Ex-colônia portuguesa e há sete anos independente da Indonésia, que invadira o território em 1975, o Timor tenta se reerguer após séculos de exploração internacional e violência interna. O português e o tétum têm status de línguas oficiais, mas a maioria dos timorenses fala apenas a segunda, que é o idioma nativo. Com uma economia frágil, o petróleo é visto como uma das soluções para o desenvolvimento local.

O mar é a fronteira entre o Timor e a Austrália. E nele está a esperança dos timorenses: o petróleo – explorado pelos australianos, inclusive em águas pertencentes ao país vizinho, segundo entidades internacionais. Como no Timor Leste não existe indústria ou turismo, as pessoas vivem da agricultura de subsistência e de uma “rala” exportação de café.

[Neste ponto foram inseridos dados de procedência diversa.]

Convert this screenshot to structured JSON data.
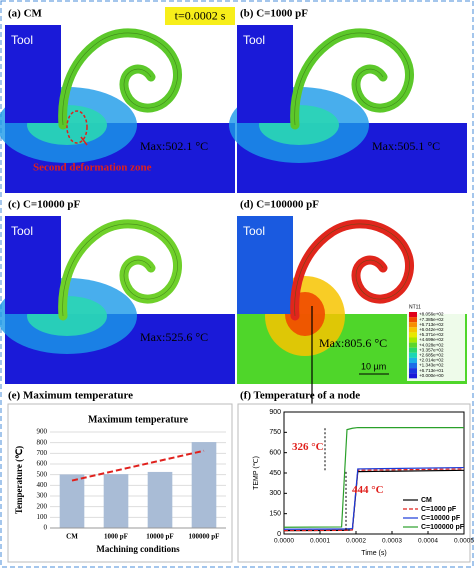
{
  "time_label": "t=0.0002 s",
  "panels": [
    {
      "label": "(a) CM",
      "tool": "Tool",
      "max": "Max:502.1 °C",
      "note": "Second deformation zone",
      "chip_color": "#5cc82a",
      "work_color": "#1a1ad8"
    },
    {
      "label": "(b) C=1000 pF",
      "tool": "Tool",
      "max": "Max:505.1 °C",
      "chip_color": "#5cc82a",
      "work_color": "#1a1ad8"
    },
    {
      "label": "(c) C=10000 pF",
      "tool": "Tool",
      "max": "Max:525.6 °C",
      "chip_color": "#6fd02a",
      "work_color": "#1a1ad8"
    },
    {
      "label": "(d) C=100000 pF",
      "tool": "Tool",
      "max": "Max:805.6 °C",
      "chip_color": "#e0261c",
      "work_color": "#4fd62a"
    }
  ],
  "contour_legend": {
    "title": "NT11",
    "labels": [
      "+8.056e+02",
      "+7.385e+02",
      "+6.713e+02",
      "+6.042e+02",
      "+5.371e+02",
      "+4.699e+02",
      "+4.028e+02",
      "+3.357e+02",
      "+2.685e+02",
      "+2.014e+02",
      "+1.343e+02",
      "+6.713e+01",
      "+0.000e+00"
    ],
    "colors": [
      "#e0001a",
      "#f04a00",
      "#f78f00",
      "#f7c400",
      "#e8e800",
      "#a8e800",
      "#5cd62a",
      "#2ad66a",
      "#1ad6b4",
      "#1ab0e8",
      "#1a6ee8",
      "#1a36e0",
      "#1a1ad8"
    ]
  },
  "scale_bar": "10 µm",
  "chart_data": [
    {
      "type": "bar",
      "panel_label": "(e) Maximum temperature",
      "title": "Maximum temperature",
      "categories": [
        "CM",
        "1000 pF",
        "10000 pF",
        "100000 pF"
      ],
      "values": [
        502.1,
        505.1,
        525.6,
        805.6
      ],
      "color": "#a9bcd6",
      "trend_color": "#e0201c",
      "ylabel": "Temperature (℃)",
      "xlabel": "Machining conditions",
      "ylim": [
        0,
        900
      ],
      "yticks": [
        0,
        100,
        200,
        300,
        400,
        500,
        600,
        700,
        800,
        900
      ],
      "grid": true
    },
    {
      "type": "line",
      "panel_label": "(f) Temperature of a node",
      "ylabel": "TEMP (℃)",
      "xlabel": "Time (s)",
      "x": [
        0,
        0.00016,
        0.000175,
        0.00019,
        0.000205,
        0.0005
      ],
      "series": [
        {
          "name": "CM",
          "color": "#000000",
          "values": [
            25,
            27,
            28,
            30,
            460,
            470
          ]
        },
        {
          "name": "C=1000 pF",
          "color": "#e0201c",
          "dash": true,
          "values": [
            25,
            27,
            28,
            30,
            470,
            480
          ]
        },
        {
          "name": "C=10000 pF",
          "color": "#1a3ad8",
          "values": [
            35,
            37,
            38,
            40,
            480,
            490
          ]
        },
        {
          "name": "C=100000 pF",
          "color": "#2aa02a",
          "values": [
            50,
            52,
            770,
            780,
            785,
            785
          ]
        }
      ],
      "annotations": [
        "326 °C",
        "444 °C"
      ],
      "xlim": [
        0,
        0.0005
      ],
      "xticks": [
        {
          "value": 0,
          "label": "0.0000"
        },
        {
          "value": 0.0001,
          "label": "0.0001"
        },
        {
          "value": 0.0002,
          "label": "0.0002"
        },
        {
          "value": 0.0003,
          "label": "0.0003"
        },
        {
          "value": 0.0004,
          "label": "0.0004"
        },
        {
          "value": 0.0005,
          "label": "0.0005"
        }
      ],
      "ylim": [
        0,
        900
      ],
      "yticks": [
        0,
        150,
        300,
        450,
        600,
        750,
        900
      ],
      "legend": "lower right"
    }
  ]
}
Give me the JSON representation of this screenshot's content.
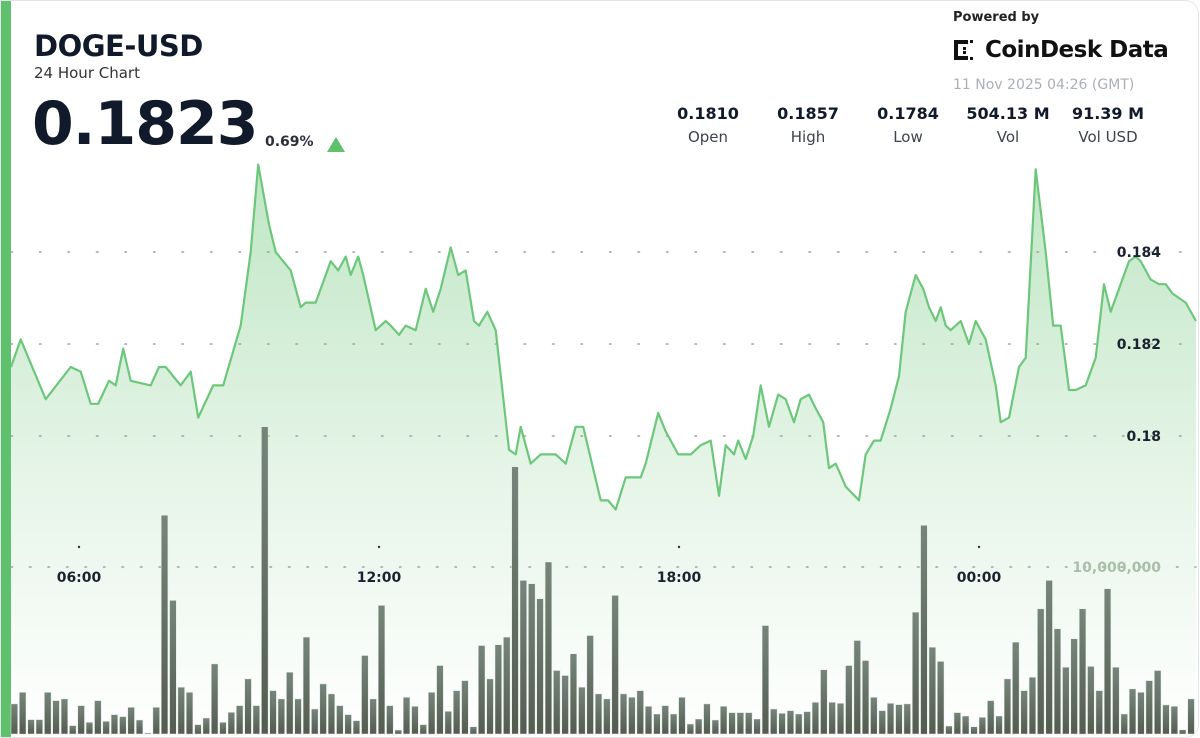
{
  "header": {
    "symbol": "DOGE-USD",
    "subtitle": "24 Hour Chart",
    "price": "0.1823",
    "change": "0.69%",
    "change_direction": "up",
    "powered_by": "Powered by",
    "brand": "CoinDesk Data",
    "timestamp": "11 Nov 2025 04:26 (GMT)"
  },
  "stats": [
    {
      "value": "0.1810",
      "label": "Open"
    },
    {
      "value": "0.1857",
      "label": "High"
    },
    {
      "value": "0.1784",
      "label": "Low"
    },
    {
      "value": "504.13 M",
      "label": "Vol"
    },
    {
      "value": "91.39 M",
      "label": "Vol USD"
    }
  ],
  "colors": {
    "accent": "#5fc06e",
    "line": "#6cc77b",
    "volume": "#5e6a5c",
    "text": "#111a2b"
  },
  "chart_data": {
    "type": "line",
    "grid": true,
    "x_ticks": [
      "06:00",
      "12:00",
      "18:00",
      "00:00"
    ],
    "y_ticks": [
      "0.184",
      "0.182",
      "0.18"
    ],
    "volume_tick": "10,000,000",
    "price_series": [
      [
        "04:38",
        0.1815
      ],
      [
        "04:50",
        0.1821
      ],
      [
        "05:20",
        0.1808
      ],
      [
        "05:50",
        0.1815
      ],
      [
        "06:02",
        0.1814
      ],
      [
        "06:14",
        0.1807
      ],
      [
        "06:23",
        0.1807
      ],
      [
        "06:36",
        0.1812
      ],
      [
        "06:44",
        0.1811
      ],
      [
        "06:53",
        0.1819
      ],
      [
        "07:02",
        0.1812
      ],
      [
        "07:26",
        0.1811
      ],
      [
        "07:36",
        0.1815
      ],
      [
        "07:44",
        0.1815
      ],
      [
        "08:02",
        0.1811
      ],
      [
        "08:14",
        0.1814
      ],
      [
        "08:23",
        0.1804
      ],
      [
        "08:41",
        0.1811
      ],
      [
        "08:53",
        0.1811
      ],
      [
        "09:14",
        0.1824
      ],
      [
        "09:26",
        0.184
      ],
      [
        "09:35",
        0.1859
      ],
      [
        "09:48",
        0.1846
      ],
      [
        "09:56",
        0.184
      ],
      [
        "10:14",
        0.1836
      ],
      [
        "10:26",
        0.1828
      ],
      [
        "10:32",
        0.1829
      ],
      [
        "10:44",
        0.1829
      ],
      [
        "11:02",
        0.1838
      ],
      [
        "11:11",
        0.1836
      ],
      [
        "11:20",
        0.1839
      ],
      [
        "11:26",
        0.1835
      ],
      [
        "11:35",
        0.1839
      ],
      [
        "11:41",
        0.1835
      ],
      [
        "11:56",
        0.1823
      ],
      [
        "12:08",
        0.1825
      ],
      [
        "12:14",
        0.1824
      ],
      [
        "12:24",
        0.1822
      ],
      [
        "12:32",
        0.1824
      ],
      [
        "12:44",
        0.1823
      ],
      [
        "12:56",
        0.1832
      ],
      [
        "13:05",
        0.1827
      ],
      [
        "13:14",
        0.1832
      ],
      [
        "13:26",
        0.1841
      ],
      [
        "13:35",
        0.1835
      ],
      [
        "13:44",
        0.1836
      ],
      [
        "13:54",
        0.1825
      ],
      [
        "14:00",
        0.1824
      ],
      [
        "14:10",
        0.1827
      ],
      [
        "14:20",
        0.1823
      ],
      [
        "14:36",
        0.1797
      ],
      [
        "14:44",
        0.1796
      ],
      [
        "14:50",
        0.1802
      ],
      [
        "15:02",
        0.1794
      ],
      [
        "15:14",
        0.1796
      ],
      [
        "15:32",
        0.1796
      ],
      [
        "15:44",
        0.1794
      ],
      [
        "15:56",
        0.1802
      ],
      [
        "16:05",
        0.1802
      ],
      [
        "16:26",
        0.1786
      ],
      [
        "16:35",
        0.1786
      ],
      [
        "16:44",
        0.1784
      ],
      [
        "16:56",
        0.1791
      ],
      [
        "17:14",
        0.1791
      ],
      [
        "17:20",
        0.1794
      ],
      [
        "17:35",
        0.1805
      ],
      [
        "17:44",
        0.1801
      ],
      [
        "17:59",
        0.1796
      ],
      [
        "18:14",
        0.1796
      ],
      [
        "18:26",
        0.1798
      ],
      [
        "18:38",
        0.1799
      ],
      [
        "18:48",
        0.1787
      ],
      [
        "18:56",
        0.1798
      ],
      [
        "19:06",
        0.1796
      ],
      [
        "19:11",
        0.1799
      ],
      [
        "19:20",
        0.1795
      ],
      [
        "19:29",
        0.18
      ],
      [
        "19:38",
        0.1811
      ],
      [
        "19:48",
        0.1802
      ],
      [
        "19:59",
        0.1809
      ],
      [
        "20:08",
        0.1808
      ],
      [
        "20:18",
        0.1803
      ],
      [
        "20:26",
        0.1808
      ],
      [
        "20:36",
        0.1809
      ],
      [
        "20:44",
        0.1806
      ],
      [
        "20:53",
        0.1803
      ],
      [
        "21:00",
        0.1793
      ],
      [
        "21:08",
        0.1794
      ],
      [
        "21:20",
        0.1789
      ],
      [
        "21:36",
        0.1786
      ],
      [
        "21:44",
        0.1796
      ],
      [
        "21:54",
        0.1799
      ],
      [
        "22:02",
        0.1799
      ],
      [
        "22:14",
        0.1806
      ],
      [
        "22:24",
        0.1813
      ],
      [
        "22:32",
        0.1827
      ],
      [
        "22:44",
        0.1835
      ],
      [
        "22:53",
        0.1832
      ],
      [
        "23:00",
        0.1828
      ],
      [
        "23:08",
        0.1825
      ],
      [
        "23:14",
        0.1828
      ],
      [
        "23:20",
        0.1824
      ],
      [
        "23:26",
        0.1823
      ],
      [
        "23:38",
        0.1825
      ],
      [
        "23:48",
        0.182
      ],
      [
        "23:56",
        0.1825
      ],
      [
        "00:08",
        0.1821
      ],
      [
        "00:20",
        0.1811
      ],
      [
        "00:26",
        0.1803
      ],
      [
        "00:36",
        0.1804
      ],
      [
        "00:48",
        0.1815
      ],
      [
        "00:56",
        0.1817
      ],
      [
        "01:08",
        0.1858
      ],
      [
        "01:20",
        0.184
      ],
      [
        "01:29",
        0.1824
      ],
      [
        "01:38",
        0.1824
      ],
      [
        "01:48",
        0.181
      ],
      [
        "01:56",
        0.181
      ],
      [
        "02:08",
        0.1811
      ],
      [
        "02:20",
        0.1817
      ],
      [
        "02:30",
        0.1833
      ],
      [
        "02:38",
        0.1827
      ],
      [
        "02:48",
        0.1832
      ],
      [
        "03:00",
        0.1838
      ],
      [
        "03:08",
        0.1839
      ],
      [
        "03:14",
        0.1838
      ],
      [
        "03:26",
        0.1834
      ],
      [
        "03:36",
        0.1833
      ],
      [
        "03:44",
        0.1833
      ],
      [
        "03:52",
        0.1831
      ],
      [
        "04:08",
        0.1829
      ],
      [
        "04:20",
        0.1825
      ]
    ],
    "volumes": [
      1800000,
      2500000,
      860000,
      860000,
      2500000,
      2000000,
      2100000,
      500000,
      1700000,
      700000,
      2000000,
      760000,
      1160000,
      1040000,
      1600000,
      840000,
      60000,
      1600000,
      13100000,
      8000000,
      2800000,
      2500000,
      560000,
      960000,
      4200000,
      700000,
      1300000,
      1700000,
      3300000,
      1700000,
      18400000,
      2600000,
      2100000,
      3700000,
      2100000,
      5800000,
      1500000,
      3000000,
      2400000,
      1700000,
      1160000,
      800000,
      4700000,
      2100000,
      7700000,
      1700000,
      240000,
      2200000,
      1660000,
      560000,
      2500000,
      4100000,
      1360000,
      2600000,
      3200000,
      440000,
      5300000,
      3300000,
      5350000,
      5800000,
      16000000,
      9200000,
      9000000,
      8100000,
      10300000,
      3800000,
      3500000,
      4800000,
      2800000,
      5900000,
      2400000,
      2100000,
      8300000,
      2400000,
      2200000,
      2600000,
      1660000,
      1200000,
      1700000,
      1200000,
      2200000,
      600000,
      900000,
      1800000,
      840000,
      1660000,
      1280000,
      1280000,
      1280000,
      900000,
      6500000,
      1500000,
      1240000,
      1400000,
      1200000,
      1340000,
      1900000,
      3850000,
      1900000,
      1840000,
      4100000,
      5600000,
      4400000,
      2200000,
      1400000,
      1840000,
      1760000,
      1800000,
      7300000,
      12500000,
      5200000,
      4350000,
      480000,
      1280000,
      1080000,
      440000,
      1000000,
      2000000,
      1080000,
      3300000,
      5500000,
      2600000,
      3400000,
      7500000,
      9200000,
      6300000,
      4000000,
      5700000,
      7500000,
      4050000,
      2600000,
      8700000,
      4000000,
      1200000,
      2700000,
      2500000,
      3200000,
      3800000,
      1740000,
      1660000,
      260000,
      2100000
    ]
  }
}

O petróleo e o gás tornam-se, então, a principal fonte de rendimentos.

A Austrália, segundo o embaixador brasileiro, mantém uma tropa de 1.300 homens no país, sem estar diretamente subordinada ao comando militar dos Boinas Azuis da Organização das Nações Unidas (ONU), que atuam na região, e já firmou um acordo de exploração de petróleo com o governo local. Para tentar frear essa influência militar e econômica, Brasil e Portugal investem em educação, formação profissional e militar dos timorenses, e estreitam relações governamentais.

“É uma força desigual [dos australianos], mas a questão de reafirmação da língua [portuguesa] é muito importante para nós, além de apoiar os governos democraticamente eleitos”, pontua Souza e Silva.

A “tropa” luso-brasileira é mais burocrática. O Brasil, por exemplo, enviou 50 professores, que atuam nos níveis fundamental, médio e superior; cinco juízes que trabalham nas cortes locais; e um grupo de militares que ajudam na formação de soldados e policiais. Quatro técnicos parlamentares brasileiros também serão enviados para ajudar no funcionamento do Legislativo, além de introdução de um programa na área de agricultura.

Essa falta de pessoal leva o embaixador a uma conclusão: “O grande desafio do Timor é a falta de recursos humanos. Não há quadros capacitados em todos os níveis para gerir o país. E o Brasil está ajudando com grande empenho”.

Em relação à política interna, Souza e Silva assinala que “o grande temor é que não haja uma reconciliação nacional”. O país passará por uma nova eleição, no final de junho, para a escolha de novos parlamentares. Conseguir reunir uma maioria num processo de fragmentação partidária – são mais de dez partidos – é o desafio do novo presidente, José Ramos Horta, que tomou posse Domingo (20).

Ele não tem partido e buscará influenciar na escolha do primeiro-ministro. “Acredito que dá para construir uma maioria, que terá de acontecer para se poder governar. Acredito também num certo grau de estabilidade. É um processo longo, mas tende a se normalizar”, finalizou.